The government of Uzbekistan has requested that the United States leave the Karshi-Khanabad, or K-2, air base within one-hundred-eighty days. The U.S. military has used the Uzbek base as one route of access to Afghanistan in the war on terror. Under a bilateral agreement between the United States and Uzbekistan, either party has the right to terminate U.S. use of the base at any time by providing one-hundred-eighty days notice.

The announcement by Uzbekistan's government came amid international criticism over the violence that took place in May in the city of Andijan. Human rights groups and eyewitnesses charge that Uzbek security forces killed hundreds of unarmed protesters there. There has been no accountability for this massacre.

The United States continues to have important security interests in Uzbekistan, but will also continue to speak out about human rights. "On the one hand, we clearly have been supportive of efforts to strengthen our relationship on the military side," said U.S. Under Secretary for Political Affairs Nicholas Burns. "Of course, access to the base was useful to us, but on the other hand, the United States felt it was very important we speak out clearly on behalf of those who were victims of human right abuses, particularly concerning the Andijan episode."

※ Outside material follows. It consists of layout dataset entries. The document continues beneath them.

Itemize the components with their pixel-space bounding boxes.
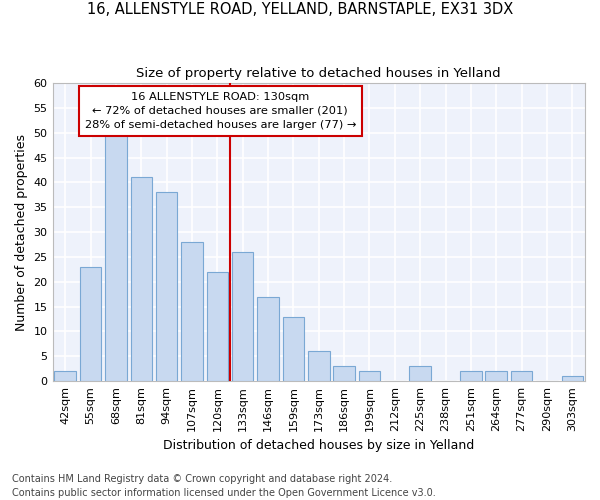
Bar: [131, 178, 152, 381]
Bar: [257, 296, 279, 381]
Bar: [105, 132, 127, 381]
Bar: [55, 371, 76, 381]
X-axis label: Distribution of detached houses by size in Yelland: Distribution of detached houses by size …: [163, 440, 475, 452]
Text: 16, ALLENSTYLE ROAD, YELLAND, BARNSTAPLE, EX31 3DX: 16, ALLENSTYLE ROAD, YELLAND, BARNSTAPLE…: [87, 2, 513, 18]
Bar: [156, 192, 178, 381]
Text: 16 ALLENSTYLE ROAD: 130sqm
← 72% of detached houses are smaller (201)
28% of sem: 16 ALLENSTYLE ROAD: 130sqm ← 72% of deta…: [85, 92, 356, 130]
Bar: [485, 371, 507, 381]
Bar: [232, 252, 253, 381]
Bar: [334, 366, 355, 381]
Bar: [409, 366, 431, 381]
Bar: [308, 352, 329, 381]
Title: Size of property relative to detached houses in Yelland: Size of property relative to detached ho…: [136, 68, 501, 80]
Bar: [460, 371, 482, 381]
Bar: [283, 316, 304, 381]
Bar: [80, 267, 101, 381]
Y-axis label: Number of detached properties: Number of detached properties: [15, 134, 28, 330]
Bar: [359, 371, 380, 381]
Bar: [511, 371, 532, 381]
Bar: [181, 242, 203, 381]
Text: Contains HM Land Registry data © Crown copyright and database right 2024.
Contai: Contains HM Land Registry data © Crown c…: [12, 474, 436, 498]
Bar: [562, 376, 583, 381]
Bar: [206, 272, 228, 381]
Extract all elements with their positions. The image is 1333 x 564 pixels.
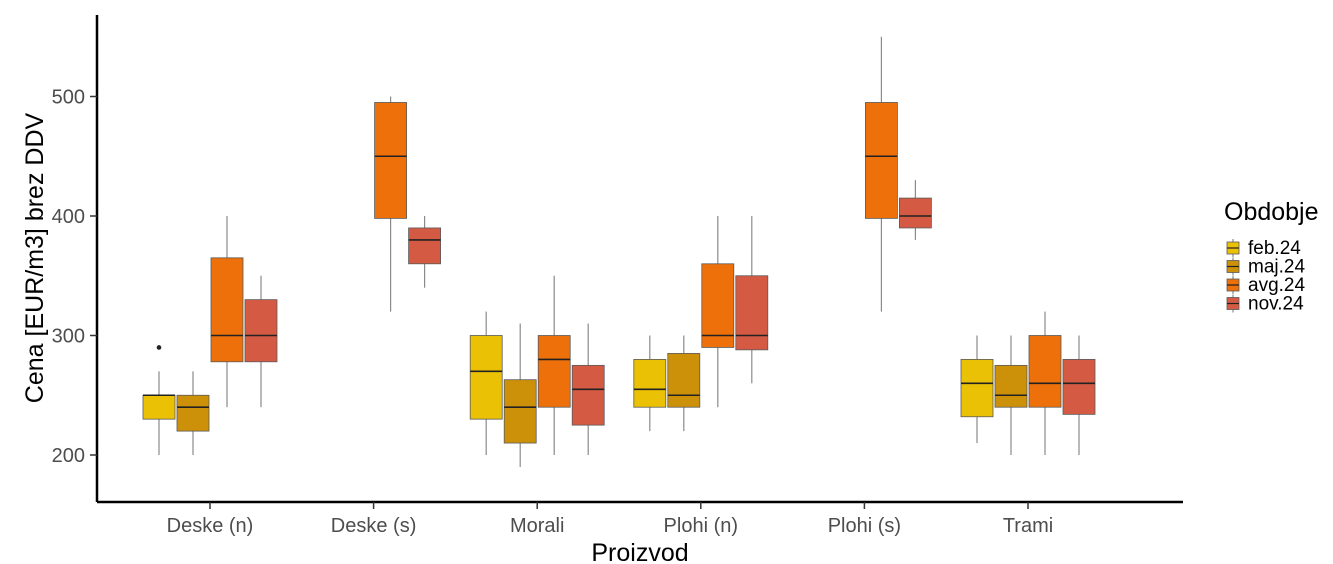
legend-item-avg-24: avg.24 [1226, 275, 1305, 296]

U.S. State Department Acting Spokesman Tom Casey said that in the U.S. relationship with Uzbekistan, the issues of security on the one hand and human rights on the other, are not mutually exclusive:

"Democracy and human rights, economic reform, military cooperation are all part of our relationship. I think we’ve said previously that we do not view any of these elements as inimical to one another, but we’re going to continue to have a dialogue with the Government of Uzbekistan. We certainly expect that that dialogue will continue over time, regardless of the status of the base."

The United States, said Under Secretary of State Burns, will "continue to assert the principal that human rights and democratic reforms are important and that what happened in Andijan must be investigated."

The preceding was an editorial reflecting the views of the United States Government.